After timely notice to the parties, a hearing of this case was conducted
on April 9, 2008, at the Administrative Law Court in Columbia, South Carolina.
Based upon the evidence and arguments presented at that hearing, and upon the
applicable law, I find that the Department's assessment against Maintenance
Plus clearly fell within the three-year statute of limitations and was effective
for purposes of imposing personal liability on Taxpayer. Therefore, the court
need not address the Department's fraudulent intent argument.
FINDINGS
OF FACT
Having carefully considered all testimony, exhibits,
and arguments presented at the hearing of this case, and taking into account
the credibility and accuracy of the evidence, I make the following Findings of
Fact by a preponderance of the evidence:
1. Maintenance
Plus was incorporated on February 11, 2000 as a sub-chapter S corporation,
allowing all of its profits and losses to flow through the entity to Taxpayer,
who was the sole shareholder. Taxpayer served as the corporation's president and
registered agent. Maintenance Plus was located and doing business in Hilton
Head performing maintenance for condominiums.
2. An
individual other than Taxpayer, Frank Vajo, managed the business. Maintenance
Plus also had a bookkeeper, who withheld taxes from the employees’ earnings and
prepared tax returns, among other duties. Taxpayer did not participate in the
day-to-day operations of the business; however, he was the only person with
authority to sign large checks and withholding tax returns. Further, Taxpayer
was the only individual who had authority to pay withholding taxes.
3. The
corporation's withholding return for 2nd quarter 2000 was due on
July 31, 2000, but the corporation did not file the return until August 31,
2000. The corporation's bookkeeper prepared the return, and Taxpayer reviewed
and signed the return. On October 24, 2000, the Department issued a Notice of
Assessment for a late filing penalty at the address provided by the
corporation. The assessment became a lien by January 1, 2001.
4. The
corporation filed its withholding return for 3rd quarter 2000 on October
31, 2000, and indicated a refund due of $177.35. Taxpayer prepared and signed the
third quarter return.
5. The
Department determined that $850.41 of the tax withheld from employees of
Maintenance Plus for the third quarter had not been remitted. On March 30,
2001, the Department issued a Notice of Assessment to Maintenance Plus at the
address provided by the corporation in the amount of $913.95 for withholding
taxes, penalties and interest. The assessment progressed to a lien and a
warrant was issued on June 28, 2001.
6. In
his deposition, Taxpayer testified that he did not have access to the very post office box that
he referenced as the corporate address in the withholding tax returns for 2nd quarter 2000 and 3rd quarter 2000. He also testified that the post
office box referenced in the returns was not his post office box, but that
"[i]t was the one that Frank Vajo set up" for the corporation to receive
mail. Taxpayer asserts that Maintenance Plus ceased doing business and began
to wind up its affairs, including closing its post office box, in August 2000.

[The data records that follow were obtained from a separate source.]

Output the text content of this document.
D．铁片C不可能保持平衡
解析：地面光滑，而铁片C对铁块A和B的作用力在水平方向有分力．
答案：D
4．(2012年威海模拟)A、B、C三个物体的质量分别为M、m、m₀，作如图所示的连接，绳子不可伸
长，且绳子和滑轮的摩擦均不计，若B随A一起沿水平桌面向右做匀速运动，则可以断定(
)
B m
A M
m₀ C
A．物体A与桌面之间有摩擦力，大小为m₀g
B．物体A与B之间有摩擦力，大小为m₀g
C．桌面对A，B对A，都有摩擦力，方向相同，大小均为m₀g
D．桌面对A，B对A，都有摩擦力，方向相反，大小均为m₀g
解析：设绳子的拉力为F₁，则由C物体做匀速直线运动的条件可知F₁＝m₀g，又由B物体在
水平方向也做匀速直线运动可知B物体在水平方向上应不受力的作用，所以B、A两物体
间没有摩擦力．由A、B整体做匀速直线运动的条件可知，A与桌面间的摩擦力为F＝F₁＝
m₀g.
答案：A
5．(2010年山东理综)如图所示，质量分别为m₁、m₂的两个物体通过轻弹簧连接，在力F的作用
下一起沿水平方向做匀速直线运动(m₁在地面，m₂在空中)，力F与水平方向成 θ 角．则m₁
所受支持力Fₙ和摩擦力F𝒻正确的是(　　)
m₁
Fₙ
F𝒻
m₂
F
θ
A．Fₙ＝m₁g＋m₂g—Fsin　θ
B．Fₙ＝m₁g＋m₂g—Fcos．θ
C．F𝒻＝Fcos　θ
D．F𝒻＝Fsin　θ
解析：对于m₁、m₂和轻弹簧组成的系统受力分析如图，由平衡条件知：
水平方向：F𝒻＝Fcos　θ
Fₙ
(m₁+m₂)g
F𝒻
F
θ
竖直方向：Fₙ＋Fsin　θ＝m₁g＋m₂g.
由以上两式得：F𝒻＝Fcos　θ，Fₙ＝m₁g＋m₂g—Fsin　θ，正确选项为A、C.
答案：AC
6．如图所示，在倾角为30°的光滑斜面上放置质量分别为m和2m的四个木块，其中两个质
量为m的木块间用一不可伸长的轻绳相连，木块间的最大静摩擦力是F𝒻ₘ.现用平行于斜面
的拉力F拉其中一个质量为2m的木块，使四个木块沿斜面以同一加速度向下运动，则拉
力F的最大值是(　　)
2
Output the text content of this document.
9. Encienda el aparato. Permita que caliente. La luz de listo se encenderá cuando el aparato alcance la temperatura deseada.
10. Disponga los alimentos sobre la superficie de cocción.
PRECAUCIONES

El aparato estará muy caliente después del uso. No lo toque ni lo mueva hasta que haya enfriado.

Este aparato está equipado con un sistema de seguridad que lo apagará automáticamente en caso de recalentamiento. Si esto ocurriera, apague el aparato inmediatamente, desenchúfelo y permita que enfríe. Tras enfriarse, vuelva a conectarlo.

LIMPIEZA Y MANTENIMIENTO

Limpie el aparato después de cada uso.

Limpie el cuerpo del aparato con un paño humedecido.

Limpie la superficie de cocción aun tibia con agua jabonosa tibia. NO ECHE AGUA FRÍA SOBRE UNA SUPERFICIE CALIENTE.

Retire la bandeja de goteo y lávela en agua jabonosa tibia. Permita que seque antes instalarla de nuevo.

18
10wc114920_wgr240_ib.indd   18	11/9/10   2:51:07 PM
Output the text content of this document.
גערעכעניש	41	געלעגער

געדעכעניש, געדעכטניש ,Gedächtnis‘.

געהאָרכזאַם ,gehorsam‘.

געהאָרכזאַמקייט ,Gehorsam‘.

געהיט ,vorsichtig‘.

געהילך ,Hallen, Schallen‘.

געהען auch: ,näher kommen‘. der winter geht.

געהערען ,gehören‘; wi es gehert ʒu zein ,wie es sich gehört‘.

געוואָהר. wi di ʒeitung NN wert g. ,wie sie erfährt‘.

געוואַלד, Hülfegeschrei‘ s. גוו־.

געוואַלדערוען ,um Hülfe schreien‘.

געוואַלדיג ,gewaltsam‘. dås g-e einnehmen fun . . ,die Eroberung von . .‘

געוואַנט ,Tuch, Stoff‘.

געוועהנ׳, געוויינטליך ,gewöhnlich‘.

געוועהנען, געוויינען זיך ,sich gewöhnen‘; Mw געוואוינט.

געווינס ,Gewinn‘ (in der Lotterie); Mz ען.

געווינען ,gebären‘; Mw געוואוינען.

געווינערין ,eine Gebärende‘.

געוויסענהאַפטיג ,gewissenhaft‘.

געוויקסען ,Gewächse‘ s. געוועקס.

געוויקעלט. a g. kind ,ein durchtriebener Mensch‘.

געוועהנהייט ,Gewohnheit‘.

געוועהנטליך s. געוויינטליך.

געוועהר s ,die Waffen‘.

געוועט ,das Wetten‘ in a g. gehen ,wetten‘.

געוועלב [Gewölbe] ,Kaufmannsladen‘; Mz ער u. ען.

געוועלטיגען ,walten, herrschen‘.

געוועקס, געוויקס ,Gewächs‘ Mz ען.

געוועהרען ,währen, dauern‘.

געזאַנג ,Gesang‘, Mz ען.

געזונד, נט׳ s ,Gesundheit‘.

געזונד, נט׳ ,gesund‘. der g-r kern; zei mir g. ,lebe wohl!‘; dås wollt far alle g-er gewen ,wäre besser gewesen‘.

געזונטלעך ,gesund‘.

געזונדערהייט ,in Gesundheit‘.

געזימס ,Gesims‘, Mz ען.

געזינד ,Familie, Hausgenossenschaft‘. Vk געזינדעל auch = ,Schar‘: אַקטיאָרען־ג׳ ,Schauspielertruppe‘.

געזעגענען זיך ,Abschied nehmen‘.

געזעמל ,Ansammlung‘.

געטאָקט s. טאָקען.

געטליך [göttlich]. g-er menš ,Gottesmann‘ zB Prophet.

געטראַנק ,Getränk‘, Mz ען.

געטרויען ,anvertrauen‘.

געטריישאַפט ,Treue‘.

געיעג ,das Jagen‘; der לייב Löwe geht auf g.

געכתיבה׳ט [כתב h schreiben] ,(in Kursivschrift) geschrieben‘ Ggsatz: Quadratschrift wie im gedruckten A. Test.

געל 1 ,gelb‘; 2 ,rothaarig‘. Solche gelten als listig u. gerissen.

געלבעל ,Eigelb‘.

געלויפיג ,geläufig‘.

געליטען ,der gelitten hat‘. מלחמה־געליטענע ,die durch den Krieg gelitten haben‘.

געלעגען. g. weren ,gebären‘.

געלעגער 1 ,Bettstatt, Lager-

Taxpayer also asserts that the post office box was closed before the Department
sent the notices of assessment to Maintenance Plus. The business left numerous
debts outstanding, including federal withholding taxes.
7. On
June 17, 2005, in an attempt to collect the amounts owed to it, the Department
sent to Taxpayer a “Notice of Proposed Assessment—Responsible Party” seeking
$1,545.57 for the outstanding withholding tax amounts, penalties and interest.
8. Taxpayer
filed a timely protest contesting his personal liability for the withholding
tax assessments. On May 23, 2007, the Department issued its Final
Determination. Taxpayer then timely requested a contested case hearing before
this court. Taxpayer asserted the three-year statute of limitations as his
sole defense. He does not dispute that he was a withholding agent for
Maintenance Plus. Rather, as he testified in his deposition, his complaint is
that he did not receive actual notice of the assessments against Maintenance
Plus within the three-year statute of limitations.
9. Taxpayer
is sophisticated in tax matters. He has not only a license to practice law in South
Carolina but also an employment history indicating significant experience in
tax planning. Before opening his own law practice, he served as tax counsel
for Arthur Andersen, manager of tax reorganization for Gulf Oil and senior tax
counsel for Ashland Oil.
CONCLUSIONS
OF LAW
Based upon the foregoing Findings of Fact, the
court concludes the following as a matter of law:
1. This
court has jurisdiction over this contested case pursuant to S.C. Code Ann. §
12-60-460 (Supp. 2007), which allows a taxpayer to
seek relief from a Final Determination of the Department by requesting a
contested case hearing before the Administrative Law Court.
2. The burden of proof is on the party asserting the
affirmative in an adjudicatory administrative proceeding. 2 Am. Jur. 2d Administrative Law § 354 (2004). In the instant case, it is the taxpayer who has requested
a contested case hearing to challenge the Department's proposed assessment. Thus,
Taxpayer asserts the affirmative in this case and must carry the burden of
proving that the Department's proposed assessment should not be upheld. Cf. S.C.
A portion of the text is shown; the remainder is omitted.